3. Establish Supplemental [Non-governmental] Commercial Medical Insurance for the Elderly: This insurance, to be voluntarily paid by individuals, would cater to multi-level medical needs beyond the basic medical insurance for those over 65 years old.

Zhang Shoukuan, Vice Chairman of Yunnan Provincial Committee of CPPCC

Improve the Financing and Benefit Adjustment Mechanism of Basic Medical Insurance

As the basic medical security policies continue to be deeply implemented, the national urban and rural residents’ basic medical insurance system is operating smoothly. However, the annual increase in individuals’ payment has led to increasing difficulty in fund-raising and collection pressure, impacting the safety and sustainability of the fund. Therefore, the following suggestions are made:

1. Establish a Coordinated Financing Mechanism to Stabilise Urban and Rural Residents’ Participation in Insurance: Personal contributions from urban and rural residents should not necessarily increase in tandem with fiscal subsidies. Instead, provinces and cities should reasonably determine personal payment standards based on their level of economic and social development and capacity, ensuring compliance with the national basic medical insurance benefit list and maintaining overall growth in funding levels without a “one-size-fits-all” approach.
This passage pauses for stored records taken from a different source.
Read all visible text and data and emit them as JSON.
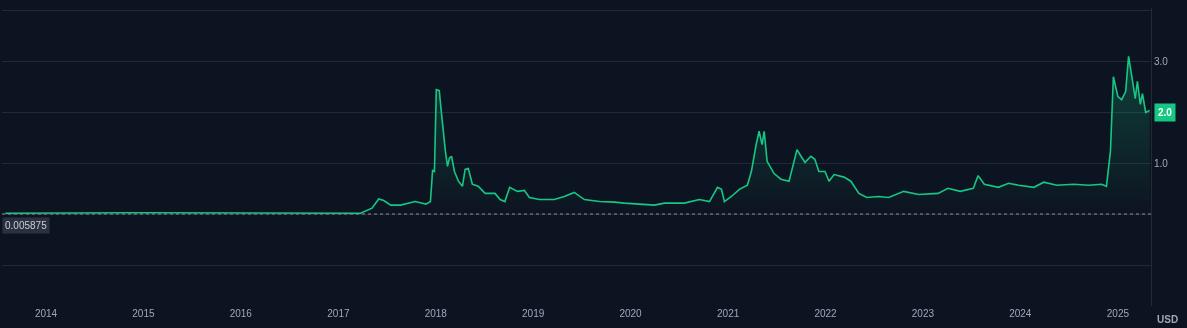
{
  "chart_data": {
    "type": "area",
    "x": [
      "2013-08",
      "2014-12",
      "2017-03-25",
      "2017-05-07",
      "2017-06-01",
      "2017-06-20",
      "2017-07-16",
      "2017-08-22",
      "2017-10-16",
      "2017-11-25",
      "2017-12-12",
      "2017-12-20",
      "2017-12-27",
      "2018-01-03",
      "2018-01-14",
      "2018-01-22",
      "2018-02-06",
      "2018-02-14",
      "2018-02-21",
      "2018-03-01",
      "2018-03-12",
      "2018-03-27",
      "2018-04-11",
      "2018-04-21",
      "2018-05-03",
      "2018-05-18",
      "2018-06-09",
      "2018-07-05",
      "2018-08-11",
      "2018-08-30",
      "2018-09-17",
      "2018-10-05",
      "2018-11-03",
      "2018-11-29",
      "2018-12-18",
      "2019-01-25",
      "2019-03-21",
      "2019-04-28",
      "2019-06-04",
      "2019-07-12",
      "2019-09-07",
      "2019-11-02",
      "2019-12-09",
      "2020-02-03",
      "2020-03-31",
      "2020-05-07",
      "2020-07-21",
      "2020-09-15",
      "2020-10-23",
      "2020-11-22",
      "2020-12-07",
      "2020-12-18",
      "2021-01-13",
      "2021-02-12",
      "2021-03-14",
      "2021-03-29",
      "2021-04-16",
      "2021-04-27",
      "2021-05-08",
      "2021-05-16",
      "2021-05-27",
      "2021-06-22",
      "2021-07-18",
      "2021-08-17",
      "2021-09-05",
      "2021-09-16",
      "2021-10-01",
      "2021-10-16",
      "2021-11-07",
      "2021-11-22",
      "2021-12-07",
      "2021-12-30",
      "2022-01-14",
      "2022-02-02",
      "2022-03-11",
      "2022-04-06",
      "2022-05-06",
      "2022-06-05",
      "2022-07-19",
      "2022-08-26",
      "2022-10-21",
      "2022-12-16",
      "2023-02-27",
      "2023-04-05",
      "2023-05-21",
      "2023-07-09",
      "2023-07-27",
      "2023-08-19",
      "2023-10-11",
      "2023-11-18",
      "2023-12-26",
      "2024-02-21",
      "2024-03-29",
      "2024-05-17",
      "2024-07-19",
      "2024-09-13",
      "2024-11-01",
      "2024-11-19",
      "2024-12-04",
      "2024-12-15",
      "2025-01-01",
      "2025-01-15",
      "2025-01-30",
      "2025-02-10",
      "2025-02-25",
      "2025-03-07",
      "2025-03-15",
      "2025-03-26",
      "2025-04-03",
      "2025-04-15",
      "2025-04-30"
    ],
    "series": [
      {
        "color": "#16c784",
        "values": [
          0.02,
          0.03,
          0.02,
          0.12,
          0.3,
          0.27,
          0.18,
          0.18,
          0.25,
          0.2,
          0.25,
          0.86,
          0.84,
          2.45,
          2.43,
          2.0,
          1.24,
          0.94,
          1.1,
          1.14,
          0.84,
          0.65,
          0.55,
          0.88,
          0.9,
          0.59,
          0.55,
          0.41,
          0.41,
          0.29,
          0.25,
          0.53,
          0.45,
          0.47,
          0.33,
          0.29,
          0.29,
          0.35,
          0.43,
          0.29,
          0.25,
          0.24,
          0.22,
          0.2,
          0.18,
          0.22,
          0.22,
          0.29,
          0.25,
          0.53,
          0.49,
          0.25,
          0.35,
          0.49,
          0.57,
          0.84,
          1.37,
          1.63,
          1.37,
          1.63,
          1.04,
          0.8,
          0.69,
          0.65,
          1.04,
          1.27,
          1.14,
          1.02,
          1.14,
          1.08,
          0.84,
          0.84,
          0.65,
          0.78,
          0.73,
          0.65,
          0.41,
          0.33,
          0.35,
          0.33,
          0.45,
          0.39,
          0.41,
          0.51,
          0.45,
          0.51,
          0.76,
          0.59,
          0.53,
          0.61,
          0.57,
          0.53,
          0.63,
          0.57,
          0.59,
          0.57,
          0.59,
          0.55,
          1.24,
          2.7,
          2.31,
          2.25,
          2.41,
          3.1,
          2.61,
          2.27,
          2.61,
          2.16,
          2.37,
          2.0,
          2.04
        ]
      }
    ],
    "xlim": [
      "2013-07-20",
      "2025-05-05"
    ],
    "xticks": [
      {
        "value": "2014-01-01",
        "label": "2014"
      },
      {
        "value": "2015-01-01",
        "label": "2015"
      },
      {
        "value": "2016-01-01",
        "label": "2016"
      },
      {
        "value": "2017-01-01",
        "label": "2017"
      },
      {
        "value": "2018-01-01",
        "label": "2018"
      },
      {
        "value": "2019-01-01",
        "label": "2019"
      },
      {
        "value": "2020-01-01",
        "label": "2020"
      },
      {
        "value": "2021-01-01",
        "label": "2021"
      },
      {
        "value": "2022-01-01",
        "label": "2022"
      },
      {
        "value": "2023-01-01",
        "label": "2023"
      },
      {
        "value": "2024-01-01",
        "label": "2024"
      },
      {
        "value": "2025-01-01",
        "label": "2025"
      }
    ],
    "ylim": [
      -1.8,
      4.05
    ],
    "yticks": [
      {
        "value": 4,
        "label": null
      },
      {
        "value": 3,
        "label": "3.0"
      },
      {
        "value": 2,
        "label": null
      },
      {
        "value": 1,
        "label": "1.0"
      },
      {
        "value": 0,
        "label": null
      },
      {
        "value": -1,
        "label": null
      }
    ],
    "grid": "y",
    "ref_lines": [
      {
        "axis": "y",
        "value": 0.005875,
        "label": "0.005875",
        "color": "#8a8f99",
        "line_style": "dotted"
      }
    ],
    "annotations": [
      {
        "text": "2.0",
        "x": "2025-04-30",
        "y": 2.0
      },
      "USD"
    ],
    "marker": "none"
  }
}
2. Incentives for Continuous Insurers: Develop corresponding incentive measures for urban and rural residents who maintain long-term stable insurance participation and differentiate their contributions and benefits from those who do not.
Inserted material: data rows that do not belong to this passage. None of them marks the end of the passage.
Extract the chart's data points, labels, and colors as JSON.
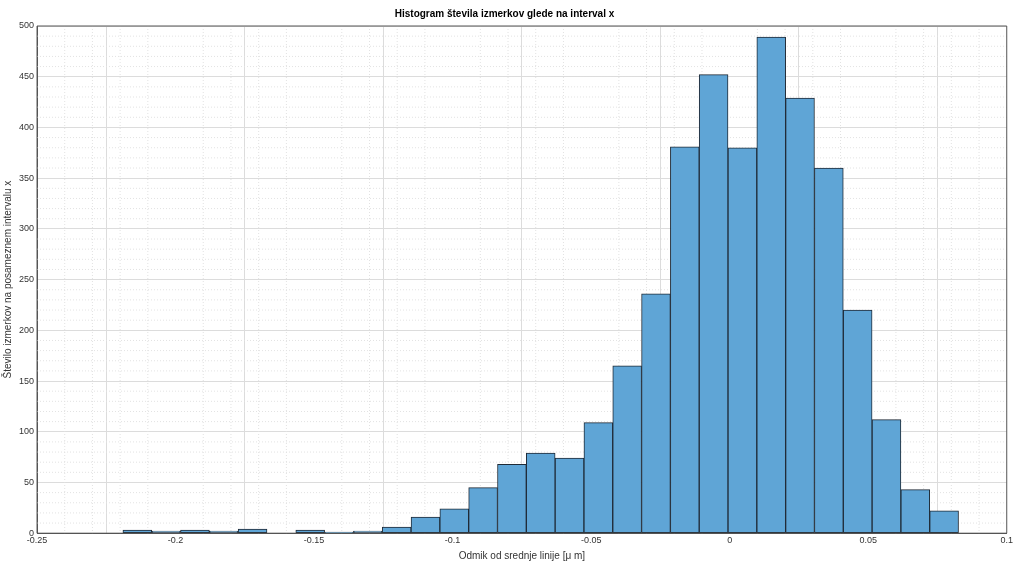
{
  "chart_data": {
    "type": "histogram",
    "title": "Histogram števila izmerkov glede na interval x",
    "xlabel": "Odmik od srednje linije [μ m]",
    "ylabel": "Število izmerkov na posameznem intervalu x",
    "bins": [
      -0.219,
      -0.2086,
      -0.1982,
      -0.1878,
      -0.1774,
      -0.167,
      -0.1566,
      -0.1462,
      -0.1358,
      -0.1254,
      -0.115,
      -0.1046,
      -0.0942,
      -0.0838,
      -0.0734,
      -0.063,
      -0.0526,
      -0.0422,
      -0.0318,
      -0.0214,
      -0.011,
      -0.0006,
      0.0098,
      0.0202,
      0.0306,
      0.041,
      0.0514,
      0.0618,
      0.0722,
      0.0826
    ],
    "values": [
      3,
      2,
      3,
      2,
      4,
      0,
      3,
      1,
      2,
      6,
      16,
      24,
      45,
      68,
      79,
      74,
      109,
      165,
      236,
      381,
      452,
      380,
      489,
      429,
      360,
      220,
      112,
      43,
      22
    ],
    "color": "#5fa5d6",
    "xlim": [
      -0.25,
      0.1
    ],
    "xticks": [
      -0.25,
      -0.2,
      -0.15,
      -0.1,
      -0.05,
      0,
      0.05,
      0.1
    ],
    "ylim": [
      0,
      500
    ],
    "yticks": [
      0,
      50,
      100,
      150,
      200,
      250,
      300,
      350,
      400,
      450,
      500
    ],
    "grid": true
  }
}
3. Establish Family Accounts for Basic Medical Insurance for Urban and Rural Residents: Use families as the unit for insurance contributions, creating family accounts within the basic medical insurance system. A portion of the residents’ own insurance payments (such as about 50% of personal contributions) can be accumulated in these family accounts, managed and used similarly to employee medical insurance. The family account balance can be used for outpatient payments and the next year’s medical insurance payments, shared among family members. To avoid large surpluses in family account funds, the system can be designed to use family account funds first, followed by proportionate reimbursement from the pooled fund.
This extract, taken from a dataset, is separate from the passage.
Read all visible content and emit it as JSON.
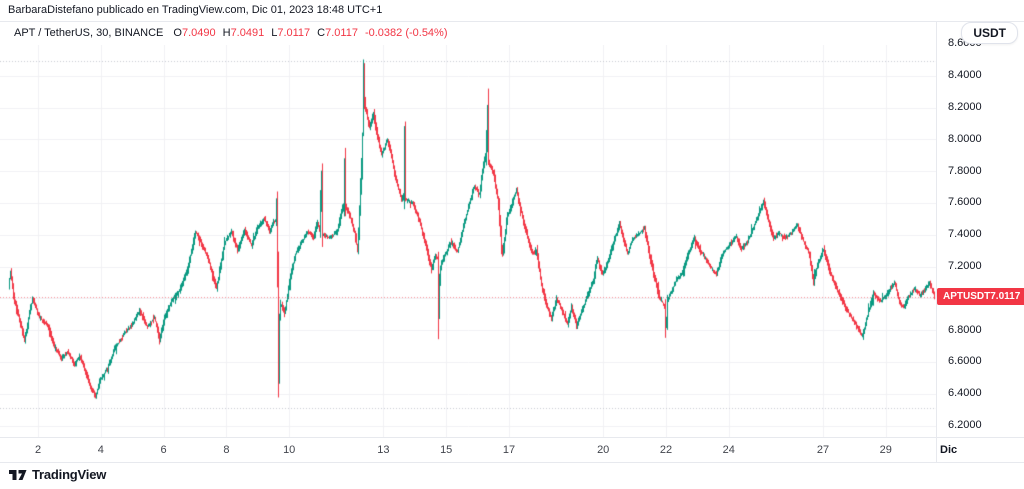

4. Enhance the Guiding Role of Medical Insurance Policies in Promoting the Coordination of medical services, medical insurance, and the medicine industry (known as “Three Medicines” in China). Clarify the concept of “Three Medicines” for coordinated development and governance with the goal of health protection and promotion. Strengthen inter-governmental departmental coordination, especially between the medical insurance and governmental department in health, enhance the capacity of primary healthcare providers, and reasonably adjust the general outpatient benefits for urban and rural residents. Continue to use surplus medical insurance funds to actively and steadily advance the adjustment of medical service prices and expand the coverage of basic medical insurance, ensuring that doctors provide services based on clinical needs and basic medical insurance provides coverage based on insured people’s needs, fully reflecting the technical value of medical service providers and the labor value of medical professionals. Fully leverage the guiding role of medical insurance policies to stimulate the reform of the “Three Medicines” linkage, transitioning hospitals’ revenue models from primarily service-based charges to primarily medical insurance composite payment models, and shifting profit models from mainly “more revenue, more profit” to primarily “reasonable diagnosis, reasonable savings for profit,” promoting the return of medical providers and medical services to the public welfare to meet the health needs of the people.